# Snapper Engine



## dehrhardt (Apr 1, 2009)

I have a snapper commercial mower with a five hp Briggs engine, (1987 vintage with the original engine. It runs great, but I'm sure the deck will outlive the engine.

I was wondering if anybody knew of an engine that will drop in when it comes time. For the self propel to work, the engine has a pulley mounted to the crank above the blade adapter

Original engine is Briggs 1131922 0169-01


----------



## 30yearTech (Sep 14, 2006)

There is nothing real special about the engines used on Snapper mowers. Even the commercial mower, as about the only real difference was the engine and extra support brackets on the handles. The engine on yours has a 1" diameter crankshaft, so if you want to re-use the drive pulley and blade adapter you would need an engine with a 1" crank. You could replace with an engine that uses a a 7/8" diameter crankshaft and just replace the blade adapter and drive pulley.
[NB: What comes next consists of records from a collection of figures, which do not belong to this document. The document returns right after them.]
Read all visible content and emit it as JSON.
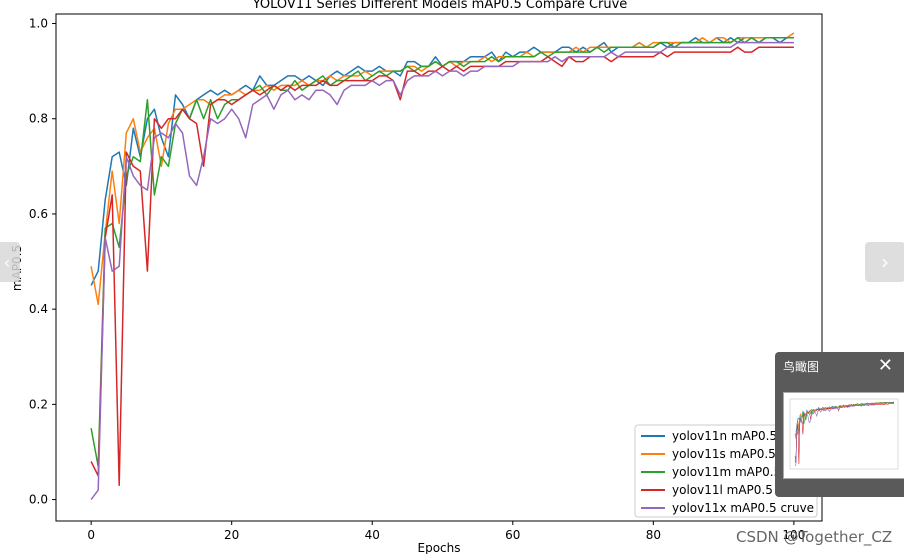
{
  "viewer": {
    "prev_icon": "chevron-left-icon",
    "next_icon": "chevron-right-icon",
    "prev_glyph": "‹",
    "next_glyph": "›",
    "minimap_title": "鸟瞰图",
    "minimap_close_glyph": "✕",
    "watermark": "CSDN @Together_CZ"
  },
  "chart_data": {
    "type": "line",
    "title": "YOLOV11 Series Different Models mAP0.5 Compare Cruve",
    "xlabel": "Epochs",
    "ylabel": "mAP0.5",
    "xlim": [
      -5,
      104
    ],
    "ylim": [
      -0.045,
      1.02
    ],
    "xticks": [
      0,
      20,
      40,
      60,
      80,
      100
    ],
    "xtick_labels": [
      "0",
      "20",
      "40",
      "60",
      "80",
      "100"
    ],
    "yticks": [
      0.0,
      0.2,
      0.4,
      0.6,
      0.8,
      1.0
    ],
    "ytick_labels": [
      "0.0",
      "0.2",
      "0.4",
      "0.6",
      "0.8",
      "1.0"
    ],
    "grid": false,
    "legend": "bottom-right",
    "series": [
      {
        "name": "yolov11n mAP0.5 cruve",
        "color": "#1f77b4",
        "values": [
          0.45,
          0.48,
          0.63,
          0.72,
          0.73,
          0.66,
          0.78,
          0.72,
          0.8,
          0.82,
          0.76,
          0.72,
          0.85,
          0.83,
          0.8,
          0.84,
          0.85,
          0.86,
          0.85,
          0.86,
          0.85,
          0.86,
          0.87,
          0.86,
          0.89,
          0.87,
          0.87,
          0.88,
          0.89,
          0.89,
          0.88,
          0.89,
          0.88,
          0.87,
          0.89,
          0.9,
          0.89,
          0.9,
          0.91,
          0.9,
          0.9,
          0.91,
          0.9,
          0.9,
          0.89,
          0.92,
          0.92,
          0.91,
          0.91,
          0.93,
          0.91,
          0.92,
          0.92,
          0.92,
          0.93,
          0.93,
          0.93,
          0.94,
          0.92,
          0.94,
          0.93,
          0.94,
          0.94,
          0.95,
          0.94,
          0.94,
          0.94,
          0.95,
          0.95,
          0.94,
          0.95,
          0.94,
          0.95,
          0.96,
          0.94,
          0.95,
          0.95,
          0.95,
          0.96,
          0.95,
          0.95,
          0.96,
          0.95,
          0.96,
          0.96,
          0.96,
          0.97,
          0.96,
          0.96,
          0.97,
          0.96,
          0.97,
          0.96,
          0.97,
          0.97,
          0.96,
          0.97,
          0.97,
          0.96,
          0.97,
          0.97
        ]
      },
      {
        "name": "yolov11s mAP0.5 cruve",
        "color": "#ff7f0e",
        "values": [
          0.49,
          0.41,
          0.56,
          0.69,
          0.58,
          0.77,
          0.8,
          0.73,
          0.76,
          0.78,
          0.7,
          0.79,
          0.82,
          0.82,
          0.83,
          0.84,
          0.84,
          0.83,
          0.84,
          0.85,
          0.85,
          0.86,
          0.85,
          0.86,
          0.86,
          0.87,
          0.86,
          0.87,
          0.87,
          0.87,
          0.88,
          0.87,
          0.88,
          0.88,
          0.89,
          0.88,
          0.89,
          0.89,
          0.89,
          0.9,
          0.89,
          0.9,
          0.9,
          0.9,
          0.9,
          0.91,
          0.91,
          0.9,
          0.91,
          0.92,
          0.91,
          0.92,
          0.91,
          0.92,
          0.92,
          0.92,
          0.93,
          0.92,
          0.93,
          0.93,
          0.93,
          0.93,
          0.94,
          0.93,
          0.94,
          0.94,
          0.94,
          0.94,
          0.94,
          0.95,
          0.94,
          0.95,
          0.95,
          0.95,
          0.95,
          0.95,
          0.95,
          0.95,
          0.96,
          0.95,
          0.96,
          0.96,
          0.96,
          0.96,
          0.96,
          0.96,
          0.96,
          0.97,
          0.96,
          0.97,
          0.97,
          0.96,
          0.97,
          0.97,
          0.97,
          0.97,
          0.97,
          0.97,
          0.97,
          0.97,
          0.98
        ]
      },
      {
        "name": "yolov11m mAP0.5 cruve",
        "color": "#2ca02c",
        "values": [
          0.15,
          0.07,
          0.57,
          0.58,
          0.53,
          0.68,
          0.72,
          0.71,
          0.84,
          0.64,
          0.72,
          0.7,
          0.79,
          0.82,
          0.8,
          0.84,
          0.8,
          0.84,
          0.8,
          0.83,
          0.84,
          0.84,
          0.85,
          0.86,
          0.87,
          0.85,
          0.87,
          0.86,
          0.86,
          0.88,
          0.86,
          0.87,
          0.88,
          0.89,
          0.87,
          0.88,
          0.88,
          0.89,
          0.9,
          0.88,
          0.89,
          0.9,
          0.89,
          0.9,
          0.9,
          0.91,
          0.9,
          0.91,
          0.91,
          0.92,
          0.91,
          0.92,
          0.92,
          0.91,
          0.92,
          0.92,
          0.92,
          0.93,
          0.92,
          0.93,
          0.93,
          0.93,
          0.93,
          0.93,
          0.94,
          0.93,
          0.94,
          0.94,
          0.94,
          0.94,
          0.94,
          0.94,
          0.95,
          0.94,
          0.95,
          0.95,
          0.95,
          0.95,
          0.95,
          0.95,
          0.95,
          0.96,
          0.96,
          0.95,
          0.96,
          0.96,
          0.96,
          0.96,
          0.96,
          0.96,
          0.96,
          0.96,
          0.97,
          0.96,
          0.97,
          0.96,
          0.97,
          0.97,
          0.97,
          0.97,
          0.97
        ]
      },
      {
        "name": "yolov11l mAP0.5 cruve",
        "color": "#d62728",
        "values": [
          0.08,
          0.05,
          0.55,
          0.64,
          0.03,
          0.73,
          0.7,
          0.69,
          0.48,
          0.8,
          0.78,
          0.8,
          0.8,
          0.82,
          0.8,
          0.79,
          0.7,
          0.83,
          0.84,
          0.84,
          0.83,
          0.84,
          0.85,
          0.86,
          0.85,
          0.86,
          0.87,
          0.86,
          0.87,
          0.86,
          0.87,
          0.87,
          0.87,
          0.88,
          0.87,
          0.87,
          0.88,
          0.88,
          0.88,
          0.88,
          0.88,
          0.89,
          0.89,
          0.88,
          0.84,
          0.9,
          0.9,
          0.89,
          0.9,
          0.9,
          0.91,
          0.9,
          0.91,
          0.9,
          0.91,
          0.91,
          0.91,
          0.91,
          0.91,
          0.92,
          0.92,
          0.92,
          0.92,
          0.92,
          0.92,
          0.93,
          0.92,
          0.91,
          0.93,
          0.92,
          0.92,
          0.93,
          0.93,
          0.93,
          0.92,
          0.93,
          0.93,
          0.93,
          0.93,
          0.93,
          0.93,
          0.94,
          0.93,
          0.94,
          0.94,
          0.94,
          0.94,
          0.94,
          0.94,
          0.94,
          0.94,
          0.94,
          0.95,
          0.94,
          0.94,
          0.95,
          0.95,
          0.95,
          0.95,
          0.95,
          0.95
        ]
      },
      {
        "name": "yolov11x mAP0.5 cruve",
        "color": "#9467bd",
        "values": [
          0.0,
          0.02,
          0.55,
          0.48,
          0.49,
          0.72,
          0.68,
          0.66,
          0.65,
          0.76,
          0.77,
          0.76,
          0.79,
          0.77,
          0.68,
          0.66,
          0.72,
          0.8,
          0.79,
          0.8,
          0.82,
          0.8,
          0.76,
          0.83,
          0.84,
          0.85,
          0.82,
          0.85,
          0.86,
          0.84,
          0.85,
          0.84,
          0.86,
          0.86,
          0.85,
          0.83,
          0.86,
          0.87,
          0.87,
          0.87,
          0.88,
          0.87,
          0.88,
          0.88,
          0.85,
          0.88,
          0.89,
          0.89,
          0.89,
          0.9,
          0.89,
          0.9,
          0.9,
          0.89,
          0.9,
          0.9,
          0.91,
          0.91,
          0.91,
          0.91,
          0.91,
          0.92,
          0.92,
          0.92,
          0.92,
          0.92,
          0.93,
          0.92,
          0.93,
          0.93,
          0.93,
          0.93,
          0.93,
          0.93,
          0.94,
          0.93,
          0.94,
          0.94,
          0.94,
          0.94,
          0.94,
          0.94,
          0.95,
          0.95,
          0.95,
          0.95,
          0.95,
          0.95,
          0.95,
          0.95,
          0.95,
          0.95,
          0.96,
          0.96,
          0.96,
          0.96,
          0.96,
          0.96,
          0.96,
          0.96,
          0.96
        ]
      }
    ]
  }
}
An engine with a crankshaft length of 3 - 5/32" should work fine as a replacement.


----------



## robmiller2303 (Jul 1, 2014)

Hello everyone.....
I know about the snapper engine .I read the tread but i am not getting the proper knowledge and i am not aware with the Snapper Engine......Anyone can help me?.......
Tulsahyundai


----------



## carolynadams (Dec 19, 2014)

As far as I know they are same as the standard engine.


----------